The PBS reported that the overall inflation rate slowed down in the urban area while it increased in the rural area. The inflation rate in urban areas dropped to 11.5% in February and in rural areas rose to 13.3% over the same month of the last year.
The food inflation rate in cities stood at 14.3% and in villages and towns at 14.6%, which was relatively higher than the previous month. Non-food inflation was recorded at 9.9% in urban areas and at 12.2% in rural areas.
Core inflation — calculated by excluding food and energy items — accelerated to 7.8% in urban areas in February, reported the national data collecting agency.
The food group saw a price increase of 14.73% in February from the same month a year ago. Within the food group, prices of non-perishable food items rose 12.10% on an annualised basis and the prices of the perishable goods rose by 34.87%. The inflation rate for the housing, water, electricity, gas and fuel group — having one-fourth weight in the basket — increased to 8.99% last month.

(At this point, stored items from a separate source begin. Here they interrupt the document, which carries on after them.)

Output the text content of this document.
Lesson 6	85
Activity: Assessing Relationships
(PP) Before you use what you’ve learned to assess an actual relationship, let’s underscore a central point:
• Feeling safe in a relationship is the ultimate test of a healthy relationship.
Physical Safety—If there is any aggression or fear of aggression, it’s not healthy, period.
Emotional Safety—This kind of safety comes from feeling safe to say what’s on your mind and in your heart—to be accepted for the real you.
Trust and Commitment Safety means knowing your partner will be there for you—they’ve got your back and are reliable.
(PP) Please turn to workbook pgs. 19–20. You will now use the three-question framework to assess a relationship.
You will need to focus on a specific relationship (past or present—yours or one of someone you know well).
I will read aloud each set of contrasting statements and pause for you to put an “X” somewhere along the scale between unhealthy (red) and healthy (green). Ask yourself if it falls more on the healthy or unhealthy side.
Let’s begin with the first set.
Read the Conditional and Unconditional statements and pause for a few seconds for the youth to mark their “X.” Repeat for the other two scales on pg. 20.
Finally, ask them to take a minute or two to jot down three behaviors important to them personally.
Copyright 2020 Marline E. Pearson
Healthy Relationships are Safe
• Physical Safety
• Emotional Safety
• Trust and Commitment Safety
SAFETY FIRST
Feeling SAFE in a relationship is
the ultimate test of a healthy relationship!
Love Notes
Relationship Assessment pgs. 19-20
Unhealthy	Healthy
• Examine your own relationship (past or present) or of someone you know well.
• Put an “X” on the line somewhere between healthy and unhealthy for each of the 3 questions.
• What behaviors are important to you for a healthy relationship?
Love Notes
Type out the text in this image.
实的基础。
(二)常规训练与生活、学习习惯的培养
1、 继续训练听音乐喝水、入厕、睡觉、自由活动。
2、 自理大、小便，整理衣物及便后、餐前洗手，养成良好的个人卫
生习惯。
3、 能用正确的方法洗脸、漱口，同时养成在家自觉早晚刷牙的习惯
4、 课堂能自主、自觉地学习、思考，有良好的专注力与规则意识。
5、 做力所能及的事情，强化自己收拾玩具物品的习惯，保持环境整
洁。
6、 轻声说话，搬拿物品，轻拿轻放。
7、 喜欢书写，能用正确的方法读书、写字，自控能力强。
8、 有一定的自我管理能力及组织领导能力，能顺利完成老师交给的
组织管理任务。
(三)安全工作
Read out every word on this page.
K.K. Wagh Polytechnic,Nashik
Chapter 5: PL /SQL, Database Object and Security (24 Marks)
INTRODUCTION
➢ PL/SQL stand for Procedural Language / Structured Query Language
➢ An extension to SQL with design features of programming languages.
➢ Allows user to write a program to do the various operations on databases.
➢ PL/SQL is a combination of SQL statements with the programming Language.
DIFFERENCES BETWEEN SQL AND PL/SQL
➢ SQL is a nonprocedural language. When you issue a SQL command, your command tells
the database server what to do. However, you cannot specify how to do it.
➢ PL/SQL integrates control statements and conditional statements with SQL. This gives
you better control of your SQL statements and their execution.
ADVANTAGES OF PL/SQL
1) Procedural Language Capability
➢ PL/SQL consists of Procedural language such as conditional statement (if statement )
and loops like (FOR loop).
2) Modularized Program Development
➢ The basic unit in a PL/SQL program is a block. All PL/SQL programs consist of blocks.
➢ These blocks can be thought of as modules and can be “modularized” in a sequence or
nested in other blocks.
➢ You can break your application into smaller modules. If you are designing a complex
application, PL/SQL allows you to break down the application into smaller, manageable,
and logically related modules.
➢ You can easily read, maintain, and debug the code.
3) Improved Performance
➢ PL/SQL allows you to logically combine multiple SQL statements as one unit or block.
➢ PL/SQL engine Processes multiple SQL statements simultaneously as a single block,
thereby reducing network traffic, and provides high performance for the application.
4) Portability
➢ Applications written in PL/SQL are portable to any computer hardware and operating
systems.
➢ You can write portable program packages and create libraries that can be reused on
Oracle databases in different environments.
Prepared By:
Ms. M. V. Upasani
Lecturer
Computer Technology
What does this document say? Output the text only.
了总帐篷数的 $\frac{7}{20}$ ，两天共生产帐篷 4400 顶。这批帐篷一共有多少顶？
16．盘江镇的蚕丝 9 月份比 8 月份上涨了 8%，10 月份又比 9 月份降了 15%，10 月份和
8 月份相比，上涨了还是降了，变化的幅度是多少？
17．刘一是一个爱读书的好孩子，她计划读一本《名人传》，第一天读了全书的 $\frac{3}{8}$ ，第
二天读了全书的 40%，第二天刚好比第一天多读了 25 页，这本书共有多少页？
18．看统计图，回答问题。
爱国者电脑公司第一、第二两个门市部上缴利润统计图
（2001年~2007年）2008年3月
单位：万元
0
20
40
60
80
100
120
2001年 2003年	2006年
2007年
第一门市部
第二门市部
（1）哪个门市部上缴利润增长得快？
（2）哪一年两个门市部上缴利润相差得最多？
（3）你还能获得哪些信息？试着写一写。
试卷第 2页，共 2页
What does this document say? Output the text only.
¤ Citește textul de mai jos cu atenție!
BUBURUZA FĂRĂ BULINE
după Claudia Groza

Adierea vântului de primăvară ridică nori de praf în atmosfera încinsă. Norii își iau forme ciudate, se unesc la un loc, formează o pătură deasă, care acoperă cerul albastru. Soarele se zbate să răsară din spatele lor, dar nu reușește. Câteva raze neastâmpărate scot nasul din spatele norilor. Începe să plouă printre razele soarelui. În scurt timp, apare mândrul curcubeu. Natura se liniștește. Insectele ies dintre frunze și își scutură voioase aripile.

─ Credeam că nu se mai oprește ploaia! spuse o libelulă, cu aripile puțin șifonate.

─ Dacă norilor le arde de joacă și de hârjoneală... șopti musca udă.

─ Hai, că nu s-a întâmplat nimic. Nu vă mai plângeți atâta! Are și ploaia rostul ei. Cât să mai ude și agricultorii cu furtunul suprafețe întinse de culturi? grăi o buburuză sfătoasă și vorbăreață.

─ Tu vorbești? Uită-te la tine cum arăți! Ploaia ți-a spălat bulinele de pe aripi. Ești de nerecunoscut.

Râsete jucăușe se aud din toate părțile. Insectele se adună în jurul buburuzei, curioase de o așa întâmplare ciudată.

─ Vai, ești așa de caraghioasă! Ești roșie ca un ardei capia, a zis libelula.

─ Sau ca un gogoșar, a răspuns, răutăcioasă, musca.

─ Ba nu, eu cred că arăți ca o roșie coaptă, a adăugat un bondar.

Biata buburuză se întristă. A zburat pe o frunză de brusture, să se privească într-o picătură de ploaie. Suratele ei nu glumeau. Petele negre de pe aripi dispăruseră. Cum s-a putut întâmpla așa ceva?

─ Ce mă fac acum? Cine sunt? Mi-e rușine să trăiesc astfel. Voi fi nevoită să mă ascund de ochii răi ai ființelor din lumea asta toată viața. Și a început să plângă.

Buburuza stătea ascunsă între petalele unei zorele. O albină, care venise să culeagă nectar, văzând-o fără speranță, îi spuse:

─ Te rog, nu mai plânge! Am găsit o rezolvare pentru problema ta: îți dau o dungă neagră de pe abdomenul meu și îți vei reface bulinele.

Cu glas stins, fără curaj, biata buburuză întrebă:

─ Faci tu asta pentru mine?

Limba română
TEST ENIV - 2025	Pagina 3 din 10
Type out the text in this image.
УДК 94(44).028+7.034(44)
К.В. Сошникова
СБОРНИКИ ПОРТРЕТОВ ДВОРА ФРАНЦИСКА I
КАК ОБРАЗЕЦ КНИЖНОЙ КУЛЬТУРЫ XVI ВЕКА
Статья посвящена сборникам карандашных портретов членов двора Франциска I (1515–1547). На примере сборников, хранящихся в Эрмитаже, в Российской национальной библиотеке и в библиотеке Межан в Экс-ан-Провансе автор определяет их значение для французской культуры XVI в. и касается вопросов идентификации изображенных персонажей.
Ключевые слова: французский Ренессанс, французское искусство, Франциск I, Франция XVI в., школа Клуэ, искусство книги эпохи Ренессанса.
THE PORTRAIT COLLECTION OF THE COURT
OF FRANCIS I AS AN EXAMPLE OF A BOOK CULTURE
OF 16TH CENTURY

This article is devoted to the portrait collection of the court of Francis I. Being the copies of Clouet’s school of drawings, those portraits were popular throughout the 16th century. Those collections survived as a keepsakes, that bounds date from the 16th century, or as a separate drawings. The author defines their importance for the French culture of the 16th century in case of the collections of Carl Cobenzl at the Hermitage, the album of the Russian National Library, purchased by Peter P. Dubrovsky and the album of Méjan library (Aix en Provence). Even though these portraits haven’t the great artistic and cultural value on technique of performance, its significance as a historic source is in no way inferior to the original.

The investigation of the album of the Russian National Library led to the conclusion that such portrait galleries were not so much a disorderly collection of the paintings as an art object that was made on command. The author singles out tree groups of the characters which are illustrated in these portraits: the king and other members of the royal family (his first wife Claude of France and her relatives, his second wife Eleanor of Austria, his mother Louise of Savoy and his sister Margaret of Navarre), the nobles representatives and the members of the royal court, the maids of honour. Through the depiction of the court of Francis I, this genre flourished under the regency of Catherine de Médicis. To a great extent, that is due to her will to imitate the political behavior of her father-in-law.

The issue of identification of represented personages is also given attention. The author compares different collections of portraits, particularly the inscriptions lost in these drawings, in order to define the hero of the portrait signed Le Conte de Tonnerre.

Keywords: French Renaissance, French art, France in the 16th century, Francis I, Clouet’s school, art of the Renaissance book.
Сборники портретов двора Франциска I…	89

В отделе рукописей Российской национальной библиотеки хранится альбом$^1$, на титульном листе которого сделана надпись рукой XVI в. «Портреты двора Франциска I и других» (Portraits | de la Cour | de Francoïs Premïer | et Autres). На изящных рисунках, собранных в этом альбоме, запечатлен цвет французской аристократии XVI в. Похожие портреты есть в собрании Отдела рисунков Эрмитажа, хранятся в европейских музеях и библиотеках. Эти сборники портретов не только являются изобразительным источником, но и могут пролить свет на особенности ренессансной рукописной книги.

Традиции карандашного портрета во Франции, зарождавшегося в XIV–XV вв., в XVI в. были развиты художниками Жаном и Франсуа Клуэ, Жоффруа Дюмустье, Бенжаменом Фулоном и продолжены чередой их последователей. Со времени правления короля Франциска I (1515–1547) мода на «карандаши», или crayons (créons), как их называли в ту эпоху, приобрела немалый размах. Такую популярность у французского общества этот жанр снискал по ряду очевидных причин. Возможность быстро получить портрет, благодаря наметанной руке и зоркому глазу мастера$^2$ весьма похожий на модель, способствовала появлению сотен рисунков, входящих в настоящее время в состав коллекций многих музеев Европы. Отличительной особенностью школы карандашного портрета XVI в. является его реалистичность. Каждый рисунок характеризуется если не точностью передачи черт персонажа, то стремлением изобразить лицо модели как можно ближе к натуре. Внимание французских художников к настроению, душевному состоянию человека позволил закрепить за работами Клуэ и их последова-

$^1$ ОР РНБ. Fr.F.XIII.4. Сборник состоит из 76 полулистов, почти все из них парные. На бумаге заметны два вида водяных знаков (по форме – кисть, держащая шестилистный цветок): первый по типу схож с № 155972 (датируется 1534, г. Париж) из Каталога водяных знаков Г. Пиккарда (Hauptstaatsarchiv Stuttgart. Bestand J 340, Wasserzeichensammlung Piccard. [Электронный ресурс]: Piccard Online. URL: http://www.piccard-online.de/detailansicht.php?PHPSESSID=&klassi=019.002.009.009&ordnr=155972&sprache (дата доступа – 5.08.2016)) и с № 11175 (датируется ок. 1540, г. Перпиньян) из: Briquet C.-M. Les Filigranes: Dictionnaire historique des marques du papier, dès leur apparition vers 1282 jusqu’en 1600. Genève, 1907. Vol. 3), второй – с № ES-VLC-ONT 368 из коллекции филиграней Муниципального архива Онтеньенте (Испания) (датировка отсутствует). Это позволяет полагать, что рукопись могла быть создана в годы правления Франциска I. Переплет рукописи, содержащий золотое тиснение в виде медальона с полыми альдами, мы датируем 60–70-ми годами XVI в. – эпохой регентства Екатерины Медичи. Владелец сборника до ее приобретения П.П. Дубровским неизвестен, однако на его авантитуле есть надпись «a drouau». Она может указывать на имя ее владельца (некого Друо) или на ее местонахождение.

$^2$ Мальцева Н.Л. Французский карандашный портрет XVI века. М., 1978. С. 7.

The slight decrease in the housing sector was fuelled by a reduction in electricity charges.
Average prices for the clothing and footwear group rose 9.67% in February. Prices related to transportation rose 25.04% due to higher fuel costs.
Meanwhile, Tariq predicted that due to the measures taken by the government, which included a Rs10 decline in per litre petrol price and a reduction of Rs5 in per unit electricity charges, month-on-month inflation will record a decrease next month.
Regarding the State Bank of Pakistan (SBP)’ monetary policy which is scheduled to be announced on March 8, the analyst said that the central bank should adopt a “wait-and-watch” strategy before deciding the interest rate.
She said that rising inflation and current account deficit hint towards a hike in the policy rate; however, in January the SBP had maintained towards maintaining a status quo.
On January 24, the central bank had kept the interest rate unchanged at 9.75%.